Good morning all - I’ve started April’s thread here:
Sure, here’s the list of ingredients I referenced from The Ultimate Indian Instant Pot Cookbook, subbing chicken breast dusted with garam masala, s&p, and TJ’s umami seasoning for the paneer:
I already had about 4 cups of a neutral tomato-onion sauce made from our ravioli meal, so I used that and scaled everything up a bit. I used the coconut cream and a little water from a single can of separated coconut milk. I would have added more coconut cream if I didn’t have cashew butter to use up (2-3 Tbsp - almond would also work). This recipe has you fry the aromatics in coconut oil, add the tomato products and turmeric, and add the coconut milk, sugar, and garam masala after cooking the sauce. Cilantro is garnish. My lal mirch was super spicy, so I used just a little + paprika.
If you use the Instant Pot, I suggest chicken thighs. The semi-frozen breast chunks were a little dry after only 2-3 min at high pressure. Stovetop - I don’t see why your usual chicken cut wouldn’t turn out well; just give the sauce a head start to come together so the poultry doesn’t overcook.
I can’t count how many times I respond to a post without looking at subsequent posts. Try as I might I think I get too excited to post to scroll through a thread.
Dinner last night: roasted cherry tomato pasta (fresh cherry tomatoes from garden, pulled from freezer) with tomato pesto, kasseri and mizithra cheeses, garlic sourdough toast, salad with BC dressing.

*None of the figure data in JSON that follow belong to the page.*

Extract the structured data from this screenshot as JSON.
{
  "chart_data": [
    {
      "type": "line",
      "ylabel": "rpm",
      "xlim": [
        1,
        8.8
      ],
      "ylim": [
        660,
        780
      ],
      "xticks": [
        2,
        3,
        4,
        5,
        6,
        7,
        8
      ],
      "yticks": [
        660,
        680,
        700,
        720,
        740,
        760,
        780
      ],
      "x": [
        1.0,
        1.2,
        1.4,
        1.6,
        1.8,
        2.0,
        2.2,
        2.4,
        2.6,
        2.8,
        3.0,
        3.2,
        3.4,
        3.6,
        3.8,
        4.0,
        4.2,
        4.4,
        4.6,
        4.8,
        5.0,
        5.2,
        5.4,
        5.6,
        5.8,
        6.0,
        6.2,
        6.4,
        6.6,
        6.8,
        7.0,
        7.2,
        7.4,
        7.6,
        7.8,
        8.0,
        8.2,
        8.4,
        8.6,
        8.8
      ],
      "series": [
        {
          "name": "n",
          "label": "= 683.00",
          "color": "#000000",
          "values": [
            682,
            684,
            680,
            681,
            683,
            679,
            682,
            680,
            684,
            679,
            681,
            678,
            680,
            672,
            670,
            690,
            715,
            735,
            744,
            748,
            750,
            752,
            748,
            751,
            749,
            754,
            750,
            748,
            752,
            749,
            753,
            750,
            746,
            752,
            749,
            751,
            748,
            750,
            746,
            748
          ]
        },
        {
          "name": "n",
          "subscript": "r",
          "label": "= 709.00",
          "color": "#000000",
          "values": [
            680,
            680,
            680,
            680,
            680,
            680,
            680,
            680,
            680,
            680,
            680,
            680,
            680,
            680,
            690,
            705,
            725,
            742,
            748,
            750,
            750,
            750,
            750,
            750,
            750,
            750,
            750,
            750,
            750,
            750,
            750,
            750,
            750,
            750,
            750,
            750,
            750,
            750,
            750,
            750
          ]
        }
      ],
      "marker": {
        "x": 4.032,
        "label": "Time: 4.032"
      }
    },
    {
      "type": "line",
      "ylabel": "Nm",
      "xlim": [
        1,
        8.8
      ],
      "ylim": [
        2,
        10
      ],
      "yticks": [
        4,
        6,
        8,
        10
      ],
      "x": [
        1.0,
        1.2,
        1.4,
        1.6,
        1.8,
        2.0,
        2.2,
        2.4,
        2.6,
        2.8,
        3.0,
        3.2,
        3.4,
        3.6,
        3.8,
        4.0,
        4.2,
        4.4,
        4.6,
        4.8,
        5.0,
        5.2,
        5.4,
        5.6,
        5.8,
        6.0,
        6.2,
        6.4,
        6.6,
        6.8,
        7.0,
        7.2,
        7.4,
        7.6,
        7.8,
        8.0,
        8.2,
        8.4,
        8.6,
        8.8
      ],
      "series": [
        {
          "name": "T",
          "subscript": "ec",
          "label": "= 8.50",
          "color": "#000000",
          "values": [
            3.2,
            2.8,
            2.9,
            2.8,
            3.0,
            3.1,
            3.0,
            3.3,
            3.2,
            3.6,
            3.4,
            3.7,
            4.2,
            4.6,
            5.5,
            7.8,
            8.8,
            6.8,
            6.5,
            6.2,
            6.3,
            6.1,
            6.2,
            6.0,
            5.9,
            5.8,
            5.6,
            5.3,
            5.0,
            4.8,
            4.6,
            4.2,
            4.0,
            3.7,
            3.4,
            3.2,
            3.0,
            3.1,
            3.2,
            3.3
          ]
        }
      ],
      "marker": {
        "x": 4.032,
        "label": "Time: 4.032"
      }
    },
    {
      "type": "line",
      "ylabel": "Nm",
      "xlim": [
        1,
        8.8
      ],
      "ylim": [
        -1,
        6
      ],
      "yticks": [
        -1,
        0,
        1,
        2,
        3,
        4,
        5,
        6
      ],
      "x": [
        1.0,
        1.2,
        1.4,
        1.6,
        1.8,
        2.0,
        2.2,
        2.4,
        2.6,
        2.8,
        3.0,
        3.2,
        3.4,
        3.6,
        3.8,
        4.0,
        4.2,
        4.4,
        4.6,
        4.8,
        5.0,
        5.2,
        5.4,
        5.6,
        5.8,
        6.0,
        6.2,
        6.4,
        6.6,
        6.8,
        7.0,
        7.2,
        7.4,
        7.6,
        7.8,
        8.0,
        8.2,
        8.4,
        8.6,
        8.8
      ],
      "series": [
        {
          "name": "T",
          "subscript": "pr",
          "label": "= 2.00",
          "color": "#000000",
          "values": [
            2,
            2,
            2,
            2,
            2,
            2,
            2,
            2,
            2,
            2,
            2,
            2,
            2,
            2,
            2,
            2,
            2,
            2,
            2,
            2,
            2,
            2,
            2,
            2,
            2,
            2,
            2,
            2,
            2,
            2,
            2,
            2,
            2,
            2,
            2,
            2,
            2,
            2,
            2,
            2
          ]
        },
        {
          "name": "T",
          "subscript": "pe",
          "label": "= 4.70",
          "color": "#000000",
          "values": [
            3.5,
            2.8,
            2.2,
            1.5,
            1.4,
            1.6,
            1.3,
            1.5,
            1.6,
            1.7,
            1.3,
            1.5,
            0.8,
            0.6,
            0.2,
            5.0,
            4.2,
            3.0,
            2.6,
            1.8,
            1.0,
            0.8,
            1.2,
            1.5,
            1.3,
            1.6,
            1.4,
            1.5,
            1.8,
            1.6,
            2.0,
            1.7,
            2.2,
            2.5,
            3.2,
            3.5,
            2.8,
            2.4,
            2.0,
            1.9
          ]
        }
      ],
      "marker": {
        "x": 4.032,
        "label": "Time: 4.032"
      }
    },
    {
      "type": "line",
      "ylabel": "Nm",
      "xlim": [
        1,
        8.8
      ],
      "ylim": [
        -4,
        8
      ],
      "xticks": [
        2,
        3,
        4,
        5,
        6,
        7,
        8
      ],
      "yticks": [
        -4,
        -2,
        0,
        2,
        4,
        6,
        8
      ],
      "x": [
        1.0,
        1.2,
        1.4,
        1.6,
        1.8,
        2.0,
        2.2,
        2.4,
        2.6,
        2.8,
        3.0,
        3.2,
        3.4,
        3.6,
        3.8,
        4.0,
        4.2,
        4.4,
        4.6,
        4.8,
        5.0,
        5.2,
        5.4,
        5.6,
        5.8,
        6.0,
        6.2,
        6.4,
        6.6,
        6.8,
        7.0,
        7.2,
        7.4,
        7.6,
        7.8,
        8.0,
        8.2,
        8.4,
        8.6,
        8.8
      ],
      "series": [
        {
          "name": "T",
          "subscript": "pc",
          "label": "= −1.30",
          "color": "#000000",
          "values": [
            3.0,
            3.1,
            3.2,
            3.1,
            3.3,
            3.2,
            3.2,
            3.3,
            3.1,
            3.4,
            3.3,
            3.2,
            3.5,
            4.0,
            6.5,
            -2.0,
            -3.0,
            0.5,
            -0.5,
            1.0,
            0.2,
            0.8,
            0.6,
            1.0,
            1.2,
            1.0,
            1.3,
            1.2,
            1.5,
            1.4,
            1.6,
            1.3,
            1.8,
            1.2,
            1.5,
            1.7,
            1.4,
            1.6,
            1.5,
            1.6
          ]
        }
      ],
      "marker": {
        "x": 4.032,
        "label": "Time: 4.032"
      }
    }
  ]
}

I love Jamaican parties but I have a feeling I’ve only had the commercial kind - can’t even remember the name of the NYC chain that started selling them frozen
Gorgeous salad! A cafe near me uses parmesan plus arugula for heft, and I love everything about that salad! We had it early in the pandemic, but are long overdue.
Golden Krust! I’m sure they don’t compare to homemade, but they are still delicious.
Yes, I have to do this with my brownies too, my daughter won’t eat the nuts and I deem nuts essential to brownies. Lucky for her I’m trying to get rid of my Covid gut, so laying off the sweets for the time being.
Thank you very much for the Cookbook recommendation, by Meera Sodha, “Made in India”…
Thanks for the tip on the salt.
Yes, very harmonising cuisine, Vietamese. Yes, a good slaw requires balances textures, crisp, crunchy, salty, a touch sweet and sour.
If i am not mistaken Coleslaw comes from the Dutch … I have a Chef friend in Amsterdam. I could write him. I shall check out some old editions of Gourmet Magazine and Food & Wine Magazine as well.
Have a lovely Easter Holiday / Spring Break.